As we look at these customer segments, and we know that there's groups that are more style conscious, we focus on the right kind of balance between on-trend, emerging trend products within the overall assortments, and that's being reflected in the store.
We are looking at occasion, particularly as it relates to work wear or going out, certainly in Banana Republic.
You can see that expressed in Gap, as well.
All the things that we are learning from our customers, both in terms of what their style aesthetic need is or what their occasion need is or what their fit need is, is being translated into our product.
Clearly, the most important thing we continue to do, is to look at trends in the marketplace and develop and edit those trends in a Gap style that we think is most appropriate for our customers.
I think all of that, is, you know, is a result of our third quarter performance.
- Sr. VP of Treasury and Investor Relations
We have time, Operator, for just one more question.
Operator
Okay.
Your final question will come from Ron Filese with Banc of America Securities.
Hi, guys, this is Brian Park for Ron Filese.
I just have one quick question.
You guys have a lot of cash again this quarter.
Can you tell us, do you plan on using the cash to make changes in your capital structure at all in the near future?
- CFO
In effect, we already have.
We, as you know, at the end of the third quarter, we have roughly 3.4 billion in cash.
In June of this past year, we restructured our credit facility, took 1.2 billion of that cash and dedicated it in a restricted format to sell fund our letter of credit program which had a meaningful savings with regard to our interest interest expense.
I also wanted, just to remind you all, that we are still below investment grade, and so our access to the capital markets is restricted, and, therefore, we believe, since we are still, as Paul said, in the early innings of our turnaround, that it is prudent for us to keep higher levels of liquidity.
So we are very comfortable with the cash balances that we are maintaining, net of what we have dedicated as restricted.

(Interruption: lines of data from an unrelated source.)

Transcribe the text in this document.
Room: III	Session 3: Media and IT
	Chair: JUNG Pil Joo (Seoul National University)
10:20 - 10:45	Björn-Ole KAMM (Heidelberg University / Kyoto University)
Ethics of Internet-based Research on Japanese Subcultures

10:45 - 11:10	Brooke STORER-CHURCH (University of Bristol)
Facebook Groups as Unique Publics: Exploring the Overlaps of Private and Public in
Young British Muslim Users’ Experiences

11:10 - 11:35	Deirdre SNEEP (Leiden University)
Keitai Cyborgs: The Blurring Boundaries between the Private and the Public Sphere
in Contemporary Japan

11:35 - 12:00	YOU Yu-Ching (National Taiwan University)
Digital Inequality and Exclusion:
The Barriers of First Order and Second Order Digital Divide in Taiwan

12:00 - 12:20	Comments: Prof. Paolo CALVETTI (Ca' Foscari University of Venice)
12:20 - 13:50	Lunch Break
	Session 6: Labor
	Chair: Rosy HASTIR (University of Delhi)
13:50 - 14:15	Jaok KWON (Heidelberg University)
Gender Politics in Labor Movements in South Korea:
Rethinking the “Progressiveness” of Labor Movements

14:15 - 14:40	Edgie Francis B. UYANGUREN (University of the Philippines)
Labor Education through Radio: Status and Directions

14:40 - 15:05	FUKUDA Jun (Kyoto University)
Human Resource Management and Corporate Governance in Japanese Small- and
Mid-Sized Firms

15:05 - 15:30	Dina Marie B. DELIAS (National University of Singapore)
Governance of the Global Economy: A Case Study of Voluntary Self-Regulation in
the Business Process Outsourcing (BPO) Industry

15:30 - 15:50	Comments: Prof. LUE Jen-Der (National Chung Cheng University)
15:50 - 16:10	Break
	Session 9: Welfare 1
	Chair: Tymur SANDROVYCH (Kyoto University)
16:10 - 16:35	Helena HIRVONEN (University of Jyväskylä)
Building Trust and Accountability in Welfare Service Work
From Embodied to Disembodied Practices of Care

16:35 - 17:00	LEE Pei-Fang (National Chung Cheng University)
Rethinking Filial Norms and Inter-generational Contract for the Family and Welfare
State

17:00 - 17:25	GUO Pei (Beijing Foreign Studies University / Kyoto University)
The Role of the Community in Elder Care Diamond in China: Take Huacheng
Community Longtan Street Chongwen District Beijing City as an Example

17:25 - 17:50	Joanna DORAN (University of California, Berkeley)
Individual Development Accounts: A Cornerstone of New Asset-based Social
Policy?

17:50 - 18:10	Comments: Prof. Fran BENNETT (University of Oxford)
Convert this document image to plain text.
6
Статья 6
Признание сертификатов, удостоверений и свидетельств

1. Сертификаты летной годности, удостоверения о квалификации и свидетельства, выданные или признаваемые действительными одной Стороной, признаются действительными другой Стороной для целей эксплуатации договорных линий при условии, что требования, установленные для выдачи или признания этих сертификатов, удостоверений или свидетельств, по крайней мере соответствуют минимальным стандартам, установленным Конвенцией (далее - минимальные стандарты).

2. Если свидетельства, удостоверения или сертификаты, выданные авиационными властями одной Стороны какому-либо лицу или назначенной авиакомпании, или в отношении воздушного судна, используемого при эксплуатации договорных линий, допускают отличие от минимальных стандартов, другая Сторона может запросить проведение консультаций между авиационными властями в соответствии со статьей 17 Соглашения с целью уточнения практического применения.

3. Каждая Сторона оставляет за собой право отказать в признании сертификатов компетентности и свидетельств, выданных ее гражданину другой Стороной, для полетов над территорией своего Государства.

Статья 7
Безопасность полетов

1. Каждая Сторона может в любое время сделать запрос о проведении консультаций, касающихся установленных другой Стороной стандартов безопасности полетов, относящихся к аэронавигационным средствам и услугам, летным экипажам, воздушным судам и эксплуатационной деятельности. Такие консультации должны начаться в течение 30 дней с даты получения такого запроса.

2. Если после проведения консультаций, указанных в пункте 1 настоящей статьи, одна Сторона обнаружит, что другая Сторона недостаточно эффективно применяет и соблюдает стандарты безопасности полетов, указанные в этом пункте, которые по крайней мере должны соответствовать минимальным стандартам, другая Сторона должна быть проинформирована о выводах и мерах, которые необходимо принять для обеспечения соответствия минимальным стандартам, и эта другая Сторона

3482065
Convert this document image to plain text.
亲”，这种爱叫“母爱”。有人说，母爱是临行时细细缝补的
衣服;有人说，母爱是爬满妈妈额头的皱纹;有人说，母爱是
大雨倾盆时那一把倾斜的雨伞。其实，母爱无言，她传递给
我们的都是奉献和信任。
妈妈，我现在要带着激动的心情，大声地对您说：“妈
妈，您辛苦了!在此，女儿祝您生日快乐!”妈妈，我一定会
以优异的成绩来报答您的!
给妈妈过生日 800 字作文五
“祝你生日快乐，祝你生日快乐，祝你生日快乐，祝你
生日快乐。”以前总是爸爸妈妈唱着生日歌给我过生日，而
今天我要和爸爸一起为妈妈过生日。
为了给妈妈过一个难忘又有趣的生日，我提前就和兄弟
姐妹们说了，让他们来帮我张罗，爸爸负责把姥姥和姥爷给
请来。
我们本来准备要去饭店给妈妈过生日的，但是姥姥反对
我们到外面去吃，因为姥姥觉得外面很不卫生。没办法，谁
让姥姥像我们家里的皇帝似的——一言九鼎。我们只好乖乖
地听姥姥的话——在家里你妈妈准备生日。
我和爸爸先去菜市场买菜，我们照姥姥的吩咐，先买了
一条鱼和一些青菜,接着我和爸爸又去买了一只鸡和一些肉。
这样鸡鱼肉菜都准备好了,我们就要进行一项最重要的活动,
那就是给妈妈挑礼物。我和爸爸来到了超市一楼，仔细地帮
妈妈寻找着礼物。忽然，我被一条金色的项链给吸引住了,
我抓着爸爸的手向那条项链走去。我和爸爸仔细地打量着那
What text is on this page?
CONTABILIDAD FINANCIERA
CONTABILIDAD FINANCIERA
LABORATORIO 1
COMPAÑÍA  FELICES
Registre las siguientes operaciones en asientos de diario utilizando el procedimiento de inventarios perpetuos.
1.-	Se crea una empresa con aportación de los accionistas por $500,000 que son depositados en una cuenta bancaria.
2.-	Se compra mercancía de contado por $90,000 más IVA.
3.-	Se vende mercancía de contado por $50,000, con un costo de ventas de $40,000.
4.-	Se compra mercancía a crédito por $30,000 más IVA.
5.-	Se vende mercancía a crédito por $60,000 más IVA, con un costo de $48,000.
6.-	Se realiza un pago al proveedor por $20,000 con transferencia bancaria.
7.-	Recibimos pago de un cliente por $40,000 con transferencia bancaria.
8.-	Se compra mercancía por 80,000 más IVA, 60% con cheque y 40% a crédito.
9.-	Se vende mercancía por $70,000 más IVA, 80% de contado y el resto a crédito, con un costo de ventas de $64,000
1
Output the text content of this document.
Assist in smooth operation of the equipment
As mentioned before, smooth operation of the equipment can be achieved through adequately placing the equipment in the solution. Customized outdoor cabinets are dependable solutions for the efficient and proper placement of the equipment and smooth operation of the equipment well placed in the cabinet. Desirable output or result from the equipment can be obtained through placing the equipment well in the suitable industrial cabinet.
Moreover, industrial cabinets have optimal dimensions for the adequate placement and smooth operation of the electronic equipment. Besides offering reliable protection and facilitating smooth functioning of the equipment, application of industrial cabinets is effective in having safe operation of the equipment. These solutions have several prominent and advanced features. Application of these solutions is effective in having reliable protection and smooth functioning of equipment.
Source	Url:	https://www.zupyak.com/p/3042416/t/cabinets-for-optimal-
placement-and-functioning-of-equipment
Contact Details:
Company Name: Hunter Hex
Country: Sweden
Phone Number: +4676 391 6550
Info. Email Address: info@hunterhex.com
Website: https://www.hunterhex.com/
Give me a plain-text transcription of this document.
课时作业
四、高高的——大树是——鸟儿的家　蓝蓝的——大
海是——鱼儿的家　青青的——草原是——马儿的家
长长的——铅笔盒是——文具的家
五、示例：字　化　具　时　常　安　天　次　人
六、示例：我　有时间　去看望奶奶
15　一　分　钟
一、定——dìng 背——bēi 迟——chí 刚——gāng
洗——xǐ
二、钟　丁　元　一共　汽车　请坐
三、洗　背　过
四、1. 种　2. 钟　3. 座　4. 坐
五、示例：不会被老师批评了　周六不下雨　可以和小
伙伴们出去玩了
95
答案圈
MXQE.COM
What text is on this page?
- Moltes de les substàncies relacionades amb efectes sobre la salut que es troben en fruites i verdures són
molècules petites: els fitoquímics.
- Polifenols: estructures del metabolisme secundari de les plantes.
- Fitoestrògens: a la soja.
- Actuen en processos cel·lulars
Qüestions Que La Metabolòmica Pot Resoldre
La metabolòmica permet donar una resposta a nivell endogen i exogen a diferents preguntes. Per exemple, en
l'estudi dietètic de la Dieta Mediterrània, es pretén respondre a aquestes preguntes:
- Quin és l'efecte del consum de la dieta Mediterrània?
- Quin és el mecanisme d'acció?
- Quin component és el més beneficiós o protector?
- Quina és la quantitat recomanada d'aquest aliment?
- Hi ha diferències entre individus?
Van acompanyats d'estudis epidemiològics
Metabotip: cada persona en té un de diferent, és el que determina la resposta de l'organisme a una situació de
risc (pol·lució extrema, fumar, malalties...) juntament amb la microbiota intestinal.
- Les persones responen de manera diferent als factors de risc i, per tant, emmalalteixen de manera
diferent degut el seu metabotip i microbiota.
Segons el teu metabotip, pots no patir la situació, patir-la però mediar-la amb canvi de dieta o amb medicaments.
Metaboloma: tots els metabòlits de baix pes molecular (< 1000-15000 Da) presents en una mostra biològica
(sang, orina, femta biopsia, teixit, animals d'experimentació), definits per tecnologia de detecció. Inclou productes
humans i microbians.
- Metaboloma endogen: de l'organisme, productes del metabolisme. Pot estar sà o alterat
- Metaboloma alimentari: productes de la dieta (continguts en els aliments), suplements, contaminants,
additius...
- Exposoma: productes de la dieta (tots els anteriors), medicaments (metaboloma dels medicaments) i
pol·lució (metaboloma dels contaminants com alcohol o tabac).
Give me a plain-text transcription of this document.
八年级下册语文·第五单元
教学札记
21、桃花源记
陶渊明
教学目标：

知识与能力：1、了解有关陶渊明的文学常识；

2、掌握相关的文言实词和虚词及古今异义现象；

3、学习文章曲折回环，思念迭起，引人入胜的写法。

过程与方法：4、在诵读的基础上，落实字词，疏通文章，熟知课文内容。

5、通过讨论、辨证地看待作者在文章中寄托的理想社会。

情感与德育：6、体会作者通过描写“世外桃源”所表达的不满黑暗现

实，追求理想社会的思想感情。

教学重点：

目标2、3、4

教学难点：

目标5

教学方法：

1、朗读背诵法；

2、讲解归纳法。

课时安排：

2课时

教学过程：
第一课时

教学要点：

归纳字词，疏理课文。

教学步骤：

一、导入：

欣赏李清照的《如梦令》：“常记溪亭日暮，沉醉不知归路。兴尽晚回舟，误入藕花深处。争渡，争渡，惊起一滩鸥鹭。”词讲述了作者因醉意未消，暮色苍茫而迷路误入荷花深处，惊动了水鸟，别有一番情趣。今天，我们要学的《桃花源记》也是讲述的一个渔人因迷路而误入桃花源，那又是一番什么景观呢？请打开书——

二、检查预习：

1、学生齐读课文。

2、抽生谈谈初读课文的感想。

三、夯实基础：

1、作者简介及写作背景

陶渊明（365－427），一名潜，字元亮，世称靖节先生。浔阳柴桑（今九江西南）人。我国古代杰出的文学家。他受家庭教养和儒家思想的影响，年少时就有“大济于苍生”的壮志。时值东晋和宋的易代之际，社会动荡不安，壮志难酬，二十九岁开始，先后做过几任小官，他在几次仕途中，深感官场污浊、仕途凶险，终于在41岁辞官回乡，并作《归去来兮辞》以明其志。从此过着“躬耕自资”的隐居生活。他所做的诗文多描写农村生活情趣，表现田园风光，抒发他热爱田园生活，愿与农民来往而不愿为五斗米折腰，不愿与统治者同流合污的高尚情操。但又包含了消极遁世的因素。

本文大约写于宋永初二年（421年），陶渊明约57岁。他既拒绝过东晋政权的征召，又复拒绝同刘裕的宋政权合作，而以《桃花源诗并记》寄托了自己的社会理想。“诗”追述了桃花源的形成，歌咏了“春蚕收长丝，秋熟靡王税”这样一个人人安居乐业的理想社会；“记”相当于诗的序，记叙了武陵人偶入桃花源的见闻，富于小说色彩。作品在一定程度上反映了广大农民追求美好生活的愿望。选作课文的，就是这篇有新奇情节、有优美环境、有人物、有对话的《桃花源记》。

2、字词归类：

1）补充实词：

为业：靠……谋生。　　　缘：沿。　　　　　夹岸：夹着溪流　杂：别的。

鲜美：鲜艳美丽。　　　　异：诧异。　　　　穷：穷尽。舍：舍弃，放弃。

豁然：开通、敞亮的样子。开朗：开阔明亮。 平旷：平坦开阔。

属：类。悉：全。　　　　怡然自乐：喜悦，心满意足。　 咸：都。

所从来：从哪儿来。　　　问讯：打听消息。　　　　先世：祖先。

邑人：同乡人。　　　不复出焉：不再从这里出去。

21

So you don't see any changes until you go to investment grade; is that correct?
- CFO
Not necessarily, but I think that until we have -- until we have a better -- until we are further along in our turnaround and more comfortable with the macro economic environment ahead of us, that it is prudent for us to be keeping our cash balances, net of which is restricted, in the neighborhood of what we have.
One final question.
Do you guys see any acquisitions in your future?
- President, CEO
Way too premature to think about that.
As we think about our growth strategies going forward, we will certainly put that into consideration.
Thank you very much.
- CFO
Thank you.
- Sr. VP of Treasury and Investor Relations
I would like to thank everyone for joining us on the call today.
As always, the investor relations team will be available for the cal l-- after the call for further questions.
Thank you.
Operator
This concludes today's conference call.